API stands for Application Programming Interface and is a term used to describe specifications that allow applications to communicate with one another.
APIs enable exchange of information, and can be a major source of value (utility, market dependence and revenue) to organizations. APIs are significant components in the evolution of applications because the technical ecosystem is built on top of APIs and leverages them to function and provide many services in use today.
APIs can be divided into three groups:
Public APIs, also known as a Open APIs, are available to users with minimal restrictions. An example of this API is Google Maps, which allows users to take advantage of Google’s expansive and detailed map software in a number of ways. Developers can leverage this software and integrate with it in their applications by following the Google Maps API documentation.

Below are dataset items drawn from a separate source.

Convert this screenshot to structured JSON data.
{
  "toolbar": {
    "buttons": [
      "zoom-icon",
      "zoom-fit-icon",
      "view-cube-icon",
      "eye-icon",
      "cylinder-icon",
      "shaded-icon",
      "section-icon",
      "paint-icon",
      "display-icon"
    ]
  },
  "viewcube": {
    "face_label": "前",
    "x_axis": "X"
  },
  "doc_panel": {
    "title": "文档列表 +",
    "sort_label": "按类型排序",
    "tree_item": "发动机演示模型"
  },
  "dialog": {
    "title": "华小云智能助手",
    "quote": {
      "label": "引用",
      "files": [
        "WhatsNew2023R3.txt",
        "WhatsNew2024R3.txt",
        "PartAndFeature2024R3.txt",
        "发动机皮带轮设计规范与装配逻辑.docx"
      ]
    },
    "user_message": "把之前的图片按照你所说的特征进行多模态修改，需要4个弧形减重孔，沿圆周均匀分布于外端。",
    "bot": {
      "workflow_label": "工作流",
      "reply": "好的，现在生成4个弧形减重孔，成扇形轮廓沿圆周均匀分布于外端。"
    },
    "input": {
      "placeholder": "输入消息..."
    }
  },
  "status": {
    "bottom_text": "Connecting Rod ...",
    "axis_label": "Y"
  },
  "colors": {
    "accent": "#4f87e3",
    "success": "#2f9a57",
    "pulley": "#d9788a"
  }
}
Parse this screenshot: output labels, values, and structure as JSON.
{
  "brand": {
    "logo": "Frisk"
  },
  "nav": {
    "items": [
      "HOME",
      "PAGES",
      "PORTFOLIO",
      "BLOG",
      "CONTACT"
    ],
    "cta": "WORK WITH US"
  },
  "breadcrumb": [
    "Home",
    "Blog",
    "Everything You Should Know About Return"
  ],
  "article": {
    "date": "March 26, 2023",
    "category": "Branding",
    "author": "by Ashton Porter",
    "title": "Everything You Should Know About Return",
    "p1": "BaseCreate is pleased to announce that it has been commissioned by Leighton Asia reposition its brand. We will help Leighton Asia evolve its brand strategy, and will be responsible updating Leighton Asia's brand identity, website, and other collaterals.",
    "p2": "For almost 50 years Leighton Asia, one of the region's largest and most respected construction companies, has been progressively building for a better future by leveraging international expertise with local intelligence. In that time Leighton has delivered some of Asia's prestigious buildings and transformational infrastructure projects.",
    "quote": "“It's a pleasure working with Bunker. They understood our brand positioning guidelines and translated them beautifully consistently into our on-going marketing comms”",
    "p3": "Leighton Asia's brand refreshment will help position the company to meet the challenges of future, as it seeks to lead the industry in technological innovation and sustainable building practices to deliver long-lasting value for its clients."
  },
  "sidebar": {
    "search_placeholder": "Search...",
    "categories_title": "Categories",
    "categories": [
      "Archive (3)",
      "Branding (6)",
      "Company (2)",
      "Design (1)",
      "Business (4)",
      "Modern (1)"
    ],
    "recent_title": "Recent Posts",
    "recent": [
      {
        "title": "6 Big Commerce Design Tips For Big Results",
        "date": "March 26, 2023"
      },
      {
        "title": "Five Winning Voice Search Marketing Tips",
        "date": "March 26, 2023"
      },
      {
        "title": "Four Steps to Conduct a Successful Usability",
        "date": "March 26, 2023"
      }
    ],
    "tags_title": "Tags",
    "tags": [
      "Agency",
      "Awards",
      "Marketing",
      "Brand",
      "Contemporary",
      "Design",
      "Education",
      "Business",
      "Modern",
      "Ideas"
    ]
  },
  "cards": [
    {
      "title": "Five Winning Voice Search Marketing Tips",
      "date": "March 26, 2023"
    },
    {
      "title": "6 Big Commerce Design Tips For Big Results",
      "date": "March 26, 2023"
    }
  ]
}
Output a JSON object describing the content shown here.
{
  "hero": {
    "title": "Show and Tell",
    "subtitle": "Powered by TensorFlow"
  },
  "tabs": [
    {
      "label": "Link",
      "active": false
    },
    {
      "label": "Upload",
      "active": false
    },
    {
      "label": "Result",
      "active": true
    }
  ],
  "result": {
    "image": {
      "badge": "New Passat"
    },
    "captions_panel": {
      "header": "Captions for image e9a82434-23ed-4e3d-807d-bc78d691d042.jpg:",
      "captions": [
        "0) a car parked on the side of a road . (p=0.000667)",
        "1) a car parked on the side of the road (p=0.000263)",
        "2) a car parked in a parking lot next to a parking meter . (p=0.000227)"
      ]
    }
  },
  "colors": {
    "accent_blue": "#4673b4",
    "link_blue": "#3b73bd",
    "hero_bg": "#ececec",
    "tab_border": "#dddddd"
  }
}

Private APIs, also known as Internal APIs, are used primarily within a company to share resources and facilitate the business (e.g. Company Warehouse API for managing inventory with code).
Partner APIs require rights or specific licenses for use. These APIs are popular in software-as-a-service platforms (e.g. AWS API).
Benefits and Risks of Using APIs
The main benefits of using APIs are:
Cost savings through the elimination of the need to build and maintain local physical infrastructure and services.
Opportunities to leverage the expertise of other vendors instead of having to reinvent solutions for common problems (authentication, payment processing, maps, etc.).
Possibilities to build new businesses and products based on the exchange of data between users and various online services offering API access to independent developers.
The main risks associated with using APIs are:
Little to no control over the impact of vendor-only changes including business infrastructure, version updates, and data collection.
Nonsecure APIs can become gateways to hacker attacks. As soon as they are breached, other dependent systems become vulnerable. It is commonly predicted that API abuses will become the most frequent vector of attack in the coming years.
APIs can be abused by the clients themselves. One example is excessive requests to the API, which is what rate limits are meant to prevent.